International police cooperation: MEPs OK deal with United Arab Emirates to fight terrorism and crime
A new agreement establishing police cooperation between Europol and the United Arab Emirates to strengthen the mutual fight against organised crime, terrorism and other forms of serious, international crime was passed by Parliament on Tuesday by 490 votes to 159, with 44 abstentions.
"This is absolute crucial at this moment in time. We need to concert our efforts in order to prevent criminals from having access to funds because this is a grave breach of the rights of our citizens", said the rapporteur Alessandra Mussolini (EPP, IT). "This is a strategic agreement, it's not an operational measure and therefore it excludes personal data. As Europol has stressed several times, the United Arab Emirates are becoming a centre of economic and financial crime. It is clear that a more structured cooperation would strengthen the role of Europol in solving concretely investigations whose outcome involves European countries. The cross-border criminal networks can only be dealt with energetic cooperation." she added.

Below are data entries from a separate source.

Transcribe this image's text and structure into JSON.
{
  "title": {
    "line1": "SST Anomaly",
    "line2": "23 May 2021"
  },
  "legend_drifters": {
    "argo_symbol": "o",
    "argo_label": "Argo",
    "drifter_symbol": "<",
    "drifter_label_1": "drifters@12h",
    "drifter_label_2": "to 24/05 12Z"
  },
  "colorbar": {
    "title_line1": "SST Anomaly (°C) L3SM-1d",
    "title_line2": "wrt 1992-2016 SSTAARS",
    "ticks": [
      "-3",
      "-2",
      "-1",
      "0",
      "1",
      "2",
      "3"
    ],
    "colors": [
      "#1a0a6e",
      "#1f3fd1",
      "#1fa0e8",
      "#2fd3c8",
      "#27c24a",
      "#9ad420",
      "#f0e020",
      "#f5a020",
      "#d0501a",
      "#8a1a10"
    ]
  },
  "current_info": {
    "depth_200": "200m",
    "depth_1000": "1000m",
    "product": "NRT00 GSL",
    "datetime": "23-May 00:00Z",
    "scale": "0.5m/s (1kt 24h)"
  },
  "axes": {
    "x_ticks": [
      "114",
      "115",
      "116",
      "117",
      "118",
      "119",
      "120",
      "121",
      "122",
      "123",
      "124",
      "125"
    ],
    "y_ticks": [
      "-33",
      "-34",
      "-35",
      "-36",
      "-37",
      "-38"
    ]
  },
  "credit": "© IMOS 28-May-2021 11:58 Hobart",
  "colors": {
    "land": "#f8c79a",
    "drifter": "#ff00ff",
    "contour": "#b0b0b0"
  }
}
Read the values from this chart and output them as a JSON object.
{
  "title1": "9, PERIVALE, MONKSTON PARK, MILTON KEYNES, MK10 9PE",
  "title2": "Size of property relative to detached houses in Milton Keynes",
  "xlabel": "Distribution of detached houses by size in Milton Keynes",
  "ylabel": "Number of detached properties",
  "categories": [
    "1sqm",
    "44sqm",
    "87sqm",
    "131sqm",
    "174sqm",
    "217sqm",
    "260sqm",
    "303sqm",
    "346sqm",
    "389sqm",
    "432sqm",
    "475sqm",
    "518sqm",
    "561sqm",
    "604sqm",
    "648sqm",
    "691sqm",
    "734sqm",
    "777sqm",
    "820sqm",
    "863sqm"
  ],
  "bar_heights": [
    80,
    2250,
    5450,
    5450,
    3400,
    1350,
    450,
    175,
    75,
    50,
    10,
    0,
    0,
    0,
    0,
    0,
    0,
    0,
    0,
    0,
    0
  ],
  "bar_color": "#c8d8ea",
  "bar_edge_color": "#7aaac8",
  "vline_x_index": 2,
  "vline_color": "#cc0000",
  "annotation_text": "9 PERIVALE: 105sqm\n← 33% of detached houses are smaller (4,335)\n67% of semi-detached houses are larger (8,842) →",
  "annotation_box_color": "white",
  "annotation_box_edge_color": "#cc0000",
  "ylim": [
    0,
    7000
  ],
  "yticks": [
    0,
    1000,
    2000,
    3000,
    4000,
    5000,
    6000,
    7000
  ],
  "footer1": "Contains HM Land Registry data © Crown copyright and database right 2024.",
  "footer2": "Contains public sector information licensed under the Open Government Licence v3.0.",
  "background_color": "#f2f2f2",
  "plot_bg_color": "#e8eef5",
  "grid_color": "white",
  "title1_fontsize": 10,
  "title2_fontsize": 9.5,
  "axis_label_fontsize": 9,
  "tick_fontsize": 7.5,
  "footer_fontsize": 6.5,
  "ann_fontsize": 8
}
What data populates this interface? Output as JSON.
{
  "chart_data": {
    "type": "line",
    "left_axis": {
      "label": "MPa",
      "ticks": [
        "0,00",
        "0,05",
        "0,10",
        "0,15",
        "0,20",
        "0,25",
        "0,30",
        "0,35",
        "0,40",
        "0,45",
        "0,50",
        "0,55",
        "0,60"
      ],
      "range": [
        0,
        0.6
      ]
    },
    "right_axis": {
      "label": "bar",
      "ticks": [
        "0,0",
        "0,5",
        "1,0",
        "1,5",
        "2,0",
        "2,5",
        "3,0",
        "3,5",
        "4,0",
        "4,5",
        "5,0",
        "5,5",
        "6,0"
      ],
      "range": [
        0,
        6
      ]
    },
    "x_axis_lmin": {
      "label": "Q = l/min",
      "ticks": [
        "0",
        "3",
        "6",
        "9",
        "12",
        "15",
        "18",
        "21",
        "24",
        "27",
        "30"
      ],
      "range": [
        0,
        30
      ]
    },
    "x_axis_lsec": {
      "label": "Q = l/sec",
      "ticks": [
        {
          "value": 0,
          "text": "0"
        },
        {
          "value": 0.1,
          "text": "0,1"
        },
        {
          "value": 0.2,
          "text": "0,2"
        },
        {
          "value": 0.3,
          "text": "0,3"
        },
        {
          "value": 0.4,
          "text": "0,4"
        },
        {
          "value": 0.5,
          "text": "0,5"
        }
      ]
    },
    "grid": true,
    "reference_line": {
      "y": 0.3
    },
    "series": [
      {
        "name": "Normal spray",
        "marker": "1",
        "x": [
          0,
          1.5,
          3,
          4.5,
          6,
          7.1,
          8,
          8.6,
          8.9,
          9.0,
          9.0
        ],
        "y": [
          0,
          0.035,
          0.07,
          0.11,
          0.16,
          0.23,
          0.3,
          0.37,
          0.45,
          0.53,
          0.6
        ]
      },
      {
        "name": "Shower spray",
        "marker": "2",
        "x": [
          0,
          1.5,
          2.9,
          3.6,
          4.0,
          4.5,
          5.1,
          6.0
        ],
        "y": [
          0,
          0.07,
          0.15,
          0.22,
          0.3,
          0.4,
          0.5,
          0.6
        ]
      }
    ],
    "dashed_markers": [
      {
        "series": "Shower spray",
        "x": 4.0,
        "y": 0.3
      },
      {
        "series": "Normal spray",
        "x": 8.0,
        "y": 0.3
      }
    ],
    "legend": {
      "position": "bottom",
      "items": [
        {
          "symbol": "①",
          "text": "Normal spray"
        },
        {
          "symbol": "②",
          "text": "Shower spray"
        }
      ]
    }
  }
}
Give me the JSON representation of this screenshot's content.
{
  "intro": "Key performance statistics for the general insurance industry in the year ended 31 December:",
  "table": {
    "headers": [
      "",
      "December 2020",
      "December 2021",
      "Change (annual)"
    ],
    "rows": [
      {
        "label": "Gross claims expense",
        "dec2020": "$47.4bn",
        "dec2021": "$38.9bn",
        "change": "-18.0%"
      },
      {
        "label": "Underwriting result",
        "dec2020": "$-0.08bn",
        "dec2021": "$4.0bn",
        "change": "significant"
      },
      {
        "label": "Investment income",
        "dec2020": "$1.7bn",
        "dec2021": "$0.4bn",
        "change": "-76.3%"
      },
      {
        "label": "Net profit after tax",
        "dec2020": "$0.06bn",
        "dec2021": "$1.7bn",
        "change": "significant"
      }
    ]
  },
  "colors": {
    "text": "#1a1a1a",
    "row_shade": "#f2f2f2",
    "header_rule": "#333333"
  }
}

The new agreement allows for strategic cooperation only. This could involve exchange of information such as specialist knowledge, general situation reports, strategic analysis, information on criminal investigation procedures and the provision of advice and support in individual criminal investigations. The strategic agreement does not allow for any exchange of personal data.
Under the current rules, Parliament must only be consulted before the Council establishes police cooperation agreements with third countries. However, in the recently concluded talks on new rules to govern Europol, Parliament's negotiators insisted on inserting a review clause on all such agreements.
This means that all existing international agreements between Europol and third countries will be assessed within five years after the entry into force of the new regulation in order to check that they comply fully with data protection standards and meet EU standards on policing.
Under the Lisbon Treaty, Parliament decides on an equal footing with Council on Europol. Once the new Europol regulation enters into force, Parliament is required to give the green light to new international police agreements.
Now that Parliament has been heard, the Council of Ministers can authorise Europol to formally conclude the agreement, so that it can enter into force.